Preparation and Baseline

本文将演示如何使用TVM优化矩阵乘法。在实际演示之前,首先定义这些变量。然后编写了一个基线实现,这是在TVM中编写矩阵乘法的最简单方法。

import tvm

import tvm.testing

from tvm import te

import numpy

import timeit

 

# The size of the matrix

# (M, K) x (K, N)

# You are free to try out different shapes, sometimes TVM optimization outperforms numpy with MKL.

M = 1024

K = 1024

N = 1024

 

# The default tensor type in tvm

dtype = "float32"

 

# using Intel AVX2(Advanced Vector Extensions) ISA for SIMD

# To get the best performance, please change the following line

# to llvm -mcpu=core-avx2, or specific type of CPU you use

target = "llvm"

ctx = tvm.context(target, 0)

 

# Random generated tensor for testing

a = tvm.nd.array(numpy.random.rand(M, K).astype(dtype), ctx)

b = tvm.nd.array(numpy.random.rand(K, N).astype(dtype), ctx)

 

np_repeat = 100

np_runing_time = timeit.timeit(

    setup="import numpy "

    "M = " + str(M) + " "

    "K = " + str(K) + " "

    "N = " + str(N) + " "

    'dtype = "float32" '

    "a = numpy.random.rand(M, K).astype(dtype) "

    "b = numpy.random.rand(K, N).astype(dtype) ",

    stmt="answer = numpy.dot(a, b)",

    number=np_repeat,

)

print("Numpy running time: %f" % (np_runing_time / np_repeat))

 

answer = numpy.dot(a.asnumpy(), b.asnumpy())

 

# Algorithm

k = te.reduce_axis((0, K), "k")

A = te.placeholder((M, K), name="A")

B = te.placeholder((K, N), name="B")

C = te.compute((M, N), lambda x, y: te.sum(A[x, k] * B[k, y], axis=k), name="C")

 

# Default schedule

s = te.create_schedule(C.op)

func = tvm.build(s, [A, B, C], target=target, name="mmult")

assert func

 

c = tvm.nd.array(numpy.zeros((M, N), dtype=dtype), ctx)

func(a, b, c)

tvm.testing.assert_allclose(c.asnumpy(), answer, rtol=1e-5)

 

evaluator = func.time_evaluator(func.entry_name, ctx, number=1)

print("Baseline: %f" % evaluator(a, b, c).mean)

Out:

Numpy running time: 0.006963

Baseline: 3.516655

In TVM, we can always inspect lower level IR to debug or optimize our schedule.

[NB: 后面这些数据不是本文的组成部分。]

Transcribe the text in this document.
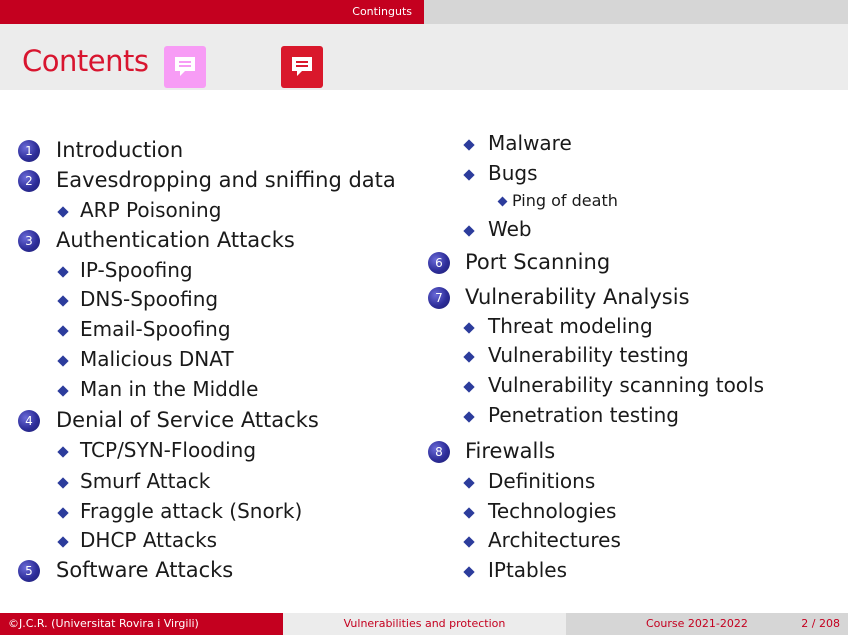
Continguts
Contents
1	Introduction
2	Eavesdropping and sniffing data
ARP Poisoning
3	Authentication Attacks
IP-Spoofing
DNS-Spoofing
Email-Spoofing
Malicious DNAT
Man in the Middle
4	Denial of Service Attacks
TCP/SYN-Flooding
Smurf Attack
Fraggle attack (Snork)
DHCP Attacks
5	Software Attacks
Malware
Bugs
Ping of death
Web
6	Port Scanning
7	Vulnerability Analysis
Threat modeling
Vulnerability testing
Vulnerability scanning tools
Penetration testing
8	Firewalls
Definitions
Technologies
Architectures
IPtables
©J.C.R. (Universitat Rovira i Virgili)	Vulnerabilities and protection	Course 2021-2022	2 / 208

Here is the generated IR using our baseline schedule.

print(tvm.lower(s, [A, B, C], simple_mode=True))

Out:

primfn(A_1: handle, B_1: handle, C_1: handle) -> ()

  attr = {"global_symbol": "main", "tir.noalias": True}

  buffers = {C: Buffer(C_2: Pointer(float32), float32, [1024, 1024], []),

             B: Buffer(B_2: Pointer(float32), float32, [1024, 1024], []),

             A: Buffer(A_2: Pointer(float32), float32, [1024, 1024], [])}

  buffer_map = {A_1: A, B_1: B, C_1: C} {

  for (x: int32, 0, 1024) {

    for (y: int32, 0, 1024) {

      C_2[((x*1024) + y)] = 0f32

      for (k: int32, 0, 1024) {

        C_2[((x*1024) + y)] = ((float32*)C_2[((x*1024) + y)] + ((float32*)A_2[((x*1024) + k)]*(float32*)B_2[((k*1024) + y)]))

      }

    }

  }

}

Blocking

提高缓存命中率的一个重要技巧是分块——数据块将逐块计算。块内的内存访问是一个具有高内存局部性的小邻域。本文选择了32作为阻塞因子。因此,块将填充32*32*sizeof(float),即缓存中的4KB,其总大小为32KB(一级数据缓存)

bn = 32

s = te.create_schedule(C.op)

 

# Blocking by loop tiling

xo, yo, xi, yi = s[C].tile(C.op.axis[0], C.op.axis[1], bn, bn)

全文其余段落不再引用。